Goldilocks and the Three Bears is a family favorite; I think I own more retellings of it than any other story (with the possible exception of Little Red Riding Hood). This one, Rubia and the Three Osos by Susan Middleton Elya; illustrated by Melissa Sweet (Hyperion, 2010), is a lot of fun, as you can tell by the cover image of the bears and Rubia (Spanish for blonde, or in this case, Goldilocks) having a singalong. They've even hung some papel picado!

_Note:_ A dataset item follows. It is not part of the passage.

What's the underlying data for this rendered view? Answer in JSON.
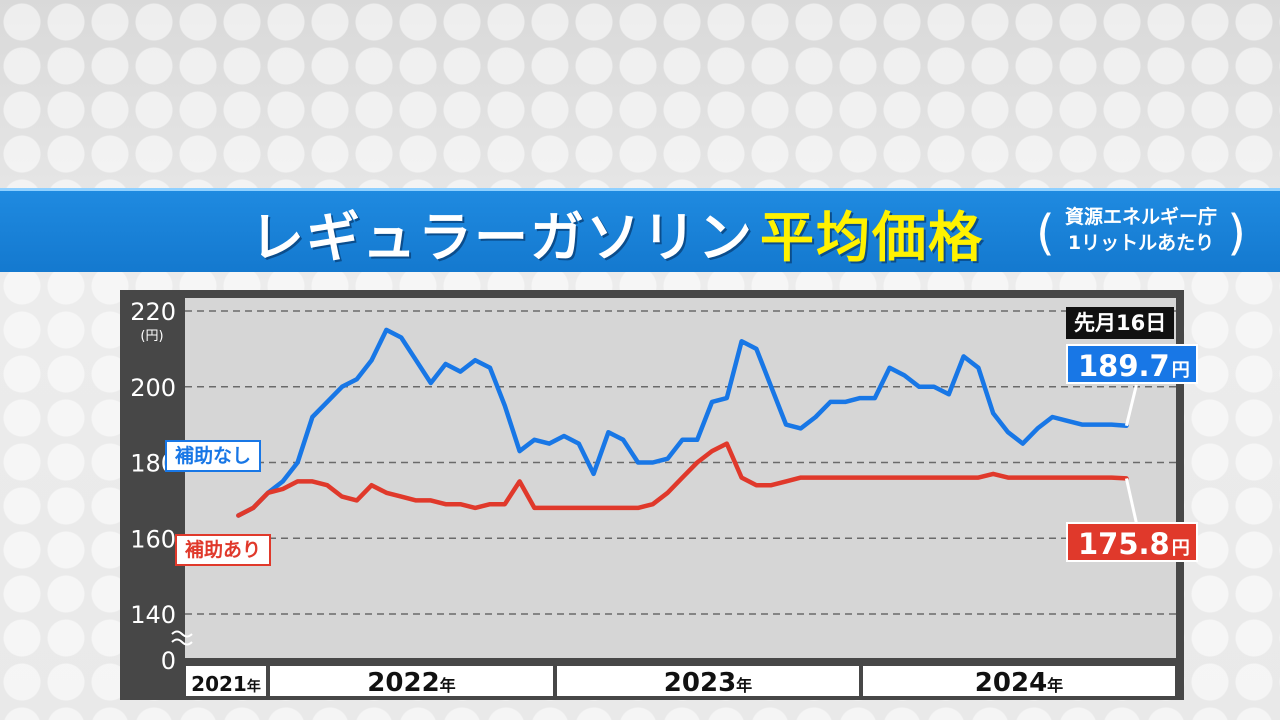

Susan Middleton Elya's rhyming text is sprinkled with Spanish words for the essential elements of the story--bears, bowls, chairs, beds and their identifying adjectives. No one does this better than Elya; previous favorites of hers include Oh No, Gotta Go! illustrated by G. Brian Karas (Putnam, 2003) and Bebe Goes Shopping illustrated by Stephen Salerno (Harcourt, 2006). I'm not sure how effective this approach is at actually teaching Spanish--I generally prefer bilingual editions that tell the story in English and Spanish separately rather than mixing them up--but it's undeniably fun to read aloud. Here's a sample:
[The bears] headed away, but the door wasn't locked.
Then who should come over, so daintily frocked?
Little Miss Rubia, curls made of oro.
"¿A tiny casita, for me? ¡La adoro!"
She opened la puerta and saw the fine food.
"¡Sopa!" she said. "I am so in the mood!"
Fans of Melissa Sweet will want Rubia and the Three Osos, too. The colors and landscapes in her playful watercolor and mixed-media illustrations for this book were inspired by a trip she took to the American Southwest (from the flap copy); the details, too, are distinctly southwestern--from the cactus to the cowboy boots. The bears themselves could be the Hispanic cousins of the ones in her illustrations for Jane Yolen's Baby Bear books. That Papi Bear has a temper, though!
Aside: I remember reading Sweet's short essay in the Horn Book about her palette, which she said is "basically the same as Winslow Homer's, with the exception of one [color] called Opera" (January/February 2010). Mama Bear's coat? Opera.
[Check out Abuelo y los Tres Osos by Jerry Tello; illustrated by Ana Lopez Escriva (Scholastic, 1997) for a bilingual retelling of the Goldilocks story with a similar southwestern flavor. In this one, the bears are having frijoles.]